Morning Report: 750k jobs added in September

Vital Statistics:

  Last Change
S&P futures 3330 -3.6
Oil (WTI) 39.05 -0.19
10 year government bond yield   0.65%
30 year fixed rate mortgage   2.89%

Stocks are flattish this morning despite some positive economic data. Bonds and MBS are flat.

The final revision for Q2 GDP came in at -31.4%. Personal Consumption Expenditures fell by 34.1%.

The ADP Jobs report indicated the economy added 749,000 jobs in September, which was higher than the 650k expectation. The Street is looking for 900k jobs in Friday’s report. Note that the ADP numbers have been coming in well below the actual BLS numbers. Meanwhile, companies like Disney and mall operator Brookfield are shedding jobs.

Mortgage Applications fell 5% last week as purchases declined 2% and refis fell by 7%. “Despite the decline in rates, refinances fell over 6 percent, driven by a 9 percent drop in conventional refinance applications,” said Joel Kan, MBA Associate Vice President of Economic and Industry Forecasting. “There are indications that refinance rates are not decreasing to the same extent as rates for home purchase loans, and that could explain last week’s decline in refinances. Many lenders are still operating at full capacity and working through operational challenges, ultimately limiting the number of applications they are able to accept.” 

A group of about 85,000 landlords filed a suit challenging the Center for Disease Control’s edict to ban evictions.
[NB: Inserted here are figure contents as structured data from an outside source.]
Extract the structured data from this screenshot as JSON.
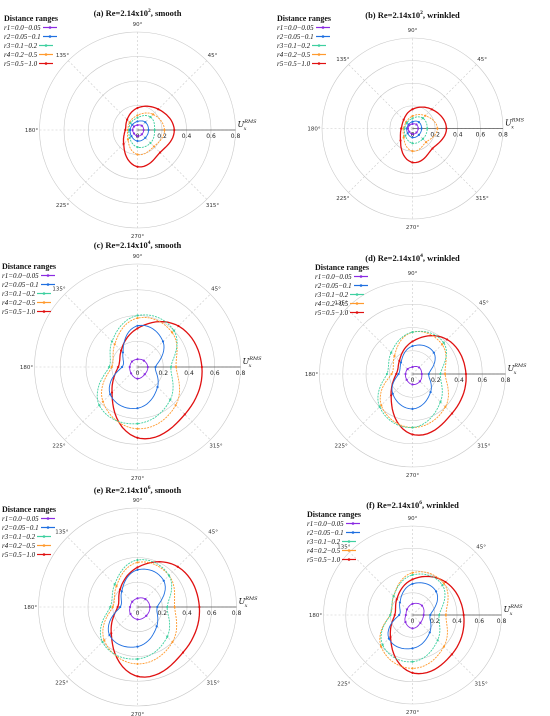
{
  "legend_title": "Distance ranges",
  "legend_entries": [
    "r1=0.0−0.05",
    "r2=0.05−0.1",
    "r3=0.1−0.2",
    "r4=0.2−0.5",
    "r5=0.5−1.0"
  ],
  "axis_label": "U",
  "axis_label_sub": "x",
  "axis_label_sup": "RMS",
  "colors": {
    "r1": "#8a2be2",
    "r2": "#1f6fe0",
    "r3": "#3fd0a0",
    "r4": "#ff9a2e",
    "r5": "#e01010",
    "grid": "#c8c8c8"
  },
  "chart_data": [
    {
      "type": "polar",
      "title": "(a) Re=2.14x10",
      "title_exp": "2",
      "title_suffix": ", smooth",
      "angular_ticks": [
        "90°",
        "45°",
        "135°",
        "180°",
        "225°",
        "270°",
        "315°"
      ],
      "radial_ticks": [
        "0.2",
        "0.4",
        "0.6",
        "0.8"
      ],
      "rlim": [
        0,
        0.8
      ],
      "series": [
        {
          "name": "r1",
          "values": [
            0.05,
            0.05,
            0.04,
            0.04,
            0.04,
            0.04,
            0.05,
            0.05
          ]
        },
        {
          "name": "r2",
          "values": [
            0.09,
            0.09,
            0.07,
            0.06,
            0.06,
            0.07,
            0.09,
            0.09
          ]
        },
        {
          "name": "r3",
          "values": [
            0.14,
            0.15,
            0.1,
            0.08,
            0.07,
            0.09,
            0.14,
            0.15
          ]
        },
        {
          "name": "r4",
          "values": [
            0.22,
            0.18,
            0.12,
            0.09,
            0.08,
            0.11,
            0.2,
            0.19
          ]
        },
        {
          "name": "r5",
          "values": [
            0.3,
            0.24,
            0.18,
            0.12,
            0.1,
            0.16,
            0.3,
            0.26
          ]
        }
      ]
    },
    {
      "type": "polar",
      "title": "(b) Re=2.14x10",
      "title_exp": "2",
      "title_suffix": ", wrinkled",
      "angular_ticks": [
        "90°",
        "45°",
        "135°",
        "180°",
        "225°",
        "270°",
        "315°"
      ],
      "radial_ticks": [
        "0.2",
        "0.4",
        "0.6",
        "0.8"
      ],
      "rlim": [
        0,
        0.8
      ],
      "series": [
        {
          "name": "r1",
          "values": [
            0.05,
            0.05,
            0.04,
            0.04,
            0.04,
            0.04,
            0.05,
            0.05
          ]
        },
        {
          "name": "r2",
          "values": [
            0.08,
            0.08,
            0.06,
            0.05,
            0.05,
            0.06,
            0.08,
            0.08
          ]
        },
        {
          "name": "r3",
          "values": [
            0.13,
            0.13,
            0.09,
            0.07,
            0.07,
            0.09,
            0.13,
            0.13
          ]
        },
        {
          "name": "r4",
          "values": [
            0.22,
            0.16,
            0.11,
            0.08,
            0.08,
            0.11,
            0.2,
            0.17
          ]
        },
        {
          "name": "r5",
          "values": [
            0.3,
            0.24,
            0.17,
            0.11,
            0.1,
            0.15,
            0.3,
            0.25
          ]
        }
      ]
    },
    {
      "type": "polar",
      "title": "(c) Re=2.14x10",
      "title_exp": "4",
      "title_suffix": ", smooth",
      "angular_ticks": [
        "90°",
        "45°",
        "135°",
        "180°",
        "225°",
        "270°",
        "315°"
      ],
      "radial_ticks": [
        "0.2",
        "0.4",
        "0.6",
        "0.8"
      ],
      "rlim": [
        0,
        0.8
      ],
      "series": [
        {
          "name": "r1",
          "values": [
            0.08,
            0.07,
            0.06,
            0.06,
            0.06,
            0.07,
            0.09,
            0.08
          ]
        },
        {
          "name": "r2",
          "values": [
            0.14,
            0.28,
            0.32,
            0.16,
            0.12,
            0.3,
            0.32,
            0.22
          ]
        },
        {
          "name": "r3",
          "values": [
            0.26,
            0.4,
            0.4,
            0.28,
            0.22,
            0.42,
            0.44,
            0.36
          ]
        },
        {
          "name": "r4",
          "values": [
            0.3,
            0.38,
            0.38,
            0.25,
            0.2,
            0.38,
            0.48,
            0.42
          ]
        },
        {
          "name": "r5",
          "values": [
            0.5,
            0.45,
            0.3,
            0.18,
            0.15,
            0.28,
            0.55,
            0.52
          ]
        }
      ]
    },
    {
      "type": "polar",
      "title": "(d) Re=2.14x10",
      "title_exp": "4",
      "title_suffix": ", wrinkled",
      "angular_ticks": [
        "90°",
        "45°",
        "135°",
        "180°",
        "225°",
        "270°",
        "315°"
      ],
      "radial_ticks": [
        "0.2",
        "0.4",
        "0.6",
        "0.8"
      ],
      "rlim": [
        0,
        0.8
      ],
      "series": [
        {
          "name": "r1",
          "values": [
            0.08,
            0.08,
            0.06,
            0.06,
            0.06,
            0.07,
            0.09,
            0.09
          ]
        },
        {
          "name": "r2",
          "values": [
            0.14,
            0.26,
            0.24,
            0.14,
            0.12,
            0.24,
            0.3,
            0.22
          ]
        },
        {
          "name": "r3",
          "values": [
            0.24,
            0.38,
            0.36,
            0.26,
            0.22,
            0.4,
            0.46,
            0.34
          ]
        },
        {
          "name": "r4",
          "values": [
            0.28,
            0.36,
            0.36,
            0.22,
            0.18,
            0.38,
            0.46,
            0.4
          ]
        },
        {
          "name": "r5",
          "values": [
            0.46,
            0.42,
            0.28,
            0.16,
            0.14,
            0.26,
            0.52,
            0.48
          ]
        }
      ]
    },
    {
      "type": "polar",
      "title": "(e) Re=2.14x10",
      "title_exp": "6",
      "title_suffix": ", smooth",
      "angular_ticks": [
        "90°",
        "45°",
        "135°",
        "180°",
        "225°",
        "270°",
        "315°"
      ],
      "radial_ticks": [
        "0.2",
        "0.4",
        "0.6",
        "0.8"
      ],
      "rlim": [
        0,
        0.8
      ],
      "series": [
        {
          "name": "r1",
          "values": [
            0.1,
            0.09,
            0.07,
            0.06,
            0.06,
            0.08,
            0.1,
            0.1
          ]
        },
        {
          "name": "r2",
          "values": [
            0.16,
            0.3,
            0.3,
            0.18,
            0.14,
            0.32,
            0.32,
            0.22
          ]
        },
        {
          "name": "r3",
          "values": [
            0.24,
            0.36,
            0.38,
            0.26,
            0.22,
            0.4,
            0.42,
            0.34
          ]
        },
        {
          "name": "r4",
          "values": [
            0.3,
            0.36,
            0.36,
            0.24,
            0.2,
            0.38,
            0.46,
            0.4
          ]
        },
        {
          "name": "r5",
          "values": [
            0.5,
            0.46,
            0.32,
            0.2,
            0.16,
            0.3,
            0.56,
            0.52
          ]
        }
      ]
    },
    {
      "type": "polar",
      "title": "(f) Re=2.14x10",
      "title_exp": "6",
      "title_suffix": ", wrinkled",
      "angular_ticks": [
        "90°",
        "45°",
        "135°",
        "180°",
        "225°",
        "270°",
        "315°"
      ],
      "radial_ticks": [
        "0.2",
        "0.4",
        "0.6",
        "0.8"
      ],
      "rlim": [
        0,
        0.8
      ],
      "series": [
        {
          "name": "r1",
          "values": [
            0.1,
            0.12,
            0.1,
            0.07,
            0.06,
            0.09,
            0.12,
            0.1
          ]
        },
        {
          "name": "r2",
          "values": [
            0.16,
            0.3,
            0.28,
            0.16,
            0.12,
            0.3,
            0.3,
            0.22
          ]
        },
        {
          "name": "r3",
          "values": [
            0.24,
            0.38,
            0.36,
            0.24,
            0.2,
            0.38,
            0.42,
            0.32
          ]
        },
        {
          "name": "r4",
          "values": [
            0.3,
            0.4,
            0.38,
            0.24,
            0.2,
            0.4,
            0.48,
            0.4
          ]
        },
        {
          "name": "r5",
          "values": [
            0.46,
            0.42,
            0.32,
            0.2,
            0.16,
            0.28,
            0.52,
            0.5
          ]
        }
      ]
    }
  ]
}
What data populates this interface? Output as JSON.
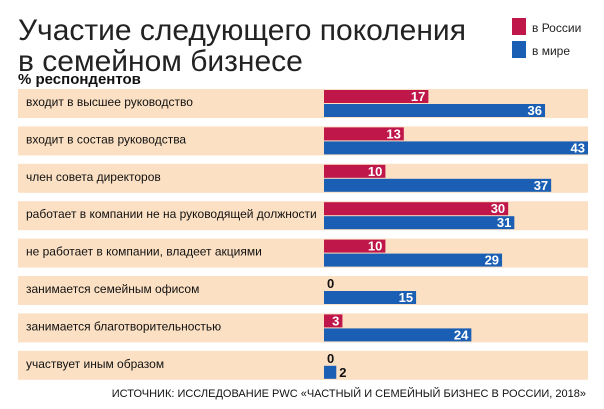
{
  "chart_data": {
    "type": "bar",
    "orientation": "horizontal",
    "title_line1": "Участие следующего поколения",
    "title_line2": "в семейном бизнесе",
    "subtitle": "% респондентов",
    "xlim": [
      0,
      43
    ],
    "categories": [
      "входит в высшее руководство",
      "входит в состав руководства",
      "член совета директоров",
      "работает в компании не на руководящей должности",
      "не работает в компании, владеет акциями",
      "занимается семейным офисом",
      "занимается благотворительностью",
      "участвует иным образом"
    ],
    "series": [
      {
        "name": "в России",
        "color": "#c0174a",
        "values": [
          17,
          13,
          10,
          30,
          10,
          0,
          3,
          0
        ]
      },
      {
        "name": "в мире",
        "color": "#1a5fb4",
        "values": [
          36,
          43,
          37,
          31,
          29,
          15,
          24,
          2
        ]
      }
    ],
    "legend_position": "top-right",
    "row_background": "#fbe0c3",
    "source": "ИСТОЧНИК: ИССЛЕДОВАНИЕ PWC «ЧАСТНЫЙ И СЕМЕЙНЫЙ БИЗНЕС В РОССИИ, 2018»"
  }
}
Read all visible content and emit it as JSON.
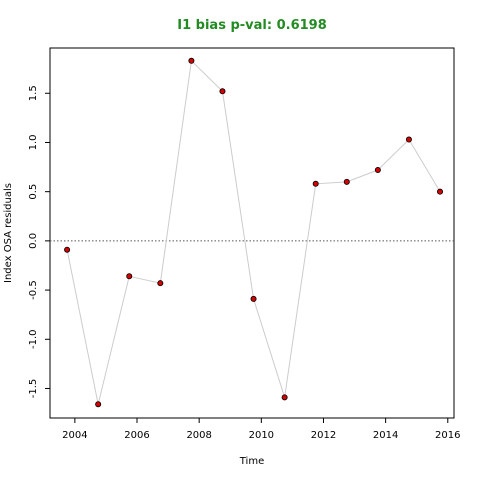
{
  "chart_data": {
    "type": "scatter",
    "title": "I1 bias p-val: 0.6198",
    "title_color": "#228b22",
    "xlabel": "Time",
    "ylabel": "Index OSA residuals",
    "xlim": [
      2003.2,
      2016.2
    ],
    "ylim": [
      -1.8,
      1.96
    ],
    "x_ticks": [
      2004,
      2006,
      2008,
      2010,
      2012,
      2014,
      2016
    ],
    "y_ticks": [
      -1.5,
      -1.0,
      -0.5,
      0.0,
      0.5,
      1.0,
      1.5
    ],
    "y_tick_labels": [
      "-1.5",
      "-1.0",
      "-0.5",
      "0.0",
      "0.5",
      "1.0",
      "1.5"
    ],
    "reference_line": 0,
    "grid": false,
    "series": [
      {
        "x": [
          2003.75,
          2004.75,
          2005.75,
          2006.75,
          2007.75,
          2008.75,
          2009.75,
          2010.75,
          2011.75,
          2012.75,
          2013.75,
          2014.75,
          2015.75
        ],
        "y": [
          -0.09,
          -1.66,
          -0.36,
          -0.43,
          1.83,
          1.52,
          -0.59,
          -1.59,
          0.58,
          0.6,
          0.72,
          1.03,
          0.5
        ],
        "point_color": "#d40000",
        "line_color": "#cccccc"
      }
    ]
  }
}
New York Fed President John Williams thinks it will take about 3 years to get back to full employment. When asked about the Fed’s 2% inflation target, he responded: “We need to make sure that we’re purposely overshooting that moderately for some time to get that balance,” Williams told reporters. “To me, success is not some arithmetic or some formula but it’s really this notion of inflation expectations, how people think about what’s inflation going to be in the future.” The Fed is desperately trying to avoid what Japan has experienced, which is deflationary expectations being anchored for a generation. Young people in Japan are notorious savers, and consumption drives the economy.